Singapore realizes that its future cannot be just in Asia, and definitely not Southeast Asia. Rather it has to be global and it is encouraging its corporate elite to think along similar lines.
This notion was confirmed at a recent meeting with the regional head of M&A at a large US investment bank. He reported that whenever he went to see Singaporean companies with acquisition ideas, they all told him that they were only interested in investing in OECD countries and non-Asian OECD countries at that. While this bodes well for the international investment banking community, it unfortunately is bad news for Singapore's neighbours who are so desperate for fresh investment.
Corporate Singapore is markedly different from the rest of corporate Asean - that is why it is so successful. The country has none of the characteristics of its neighbours, namely chronic corruption, incipient violence, chronic disregard for the rule of law, nor, it must be said, even the slightest hint of democracy. Yet is does have rich companies that are run efficiently and profitably. The fact that these companies do not want to invest in the extremely cheap region is surely a sign of how bad the situation is in Southeast Asia. It also shows how risk averse Singapore is.

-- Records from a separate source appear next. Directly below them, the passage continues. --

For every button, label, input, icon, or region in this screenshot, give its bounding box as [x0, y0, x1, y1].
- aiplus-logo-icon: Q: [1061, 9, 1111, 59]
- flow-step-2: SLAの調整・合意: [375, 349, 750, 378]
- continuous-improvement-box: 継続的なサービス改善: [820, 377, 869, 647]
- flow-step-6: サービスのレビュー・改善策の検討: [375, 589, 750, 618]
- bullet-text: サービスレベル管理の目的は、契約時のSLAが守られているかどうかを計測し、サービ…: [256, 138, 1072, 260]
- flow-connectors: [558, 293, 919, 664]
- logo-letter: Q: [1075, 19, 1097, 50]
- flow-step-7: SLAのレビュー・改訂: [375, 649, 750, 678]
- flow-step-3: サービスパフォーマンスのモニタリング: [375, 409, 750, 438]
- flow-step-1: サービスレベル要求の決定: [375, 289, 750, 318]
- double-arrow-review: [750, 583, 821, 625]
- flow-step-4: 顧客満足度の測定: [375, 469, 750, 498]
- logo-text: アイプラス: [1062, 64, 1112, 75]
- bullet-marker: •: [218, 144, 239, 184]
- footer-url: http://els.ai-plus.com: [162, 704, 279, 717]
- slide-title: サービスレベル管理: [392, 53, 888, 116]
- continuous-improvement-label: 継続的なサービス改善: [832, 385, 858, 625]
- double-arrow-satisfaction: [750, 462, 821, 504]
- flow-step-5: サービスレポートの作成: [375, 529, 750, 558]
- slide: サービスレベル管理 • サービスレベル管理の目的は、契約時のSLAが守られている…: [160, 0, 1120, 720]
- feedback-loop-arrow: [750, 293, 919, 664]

But in their desperation to buy overseas, Singaporean companies are paying fairly hefty prices for the deals they do. Singapore Telecom's acquisition of Cable & Wireless Optus in Australia, DBS's acquisition of Dao Heng Bank in Hong Kong and even Raffles' acquisition of Swissotel have all been called overpriced. Analysts say that the trend is for Singapore companies to overpay to ensure success, so desperate are they to secure non-Asean revenues. This is loosely being called the Singapore Premium.
Understandably, the companies themselves vehemently deny that they overpay for assets. Whether expensive or not, one must recognize that something of a feeding frenzy is going on. And the Singaporean companies are in the rather unexpected position of being the hunters rather than the hunted. It appears that these hunters have got a taste for international cuisine, ignoring the Asian fare from their own backyard.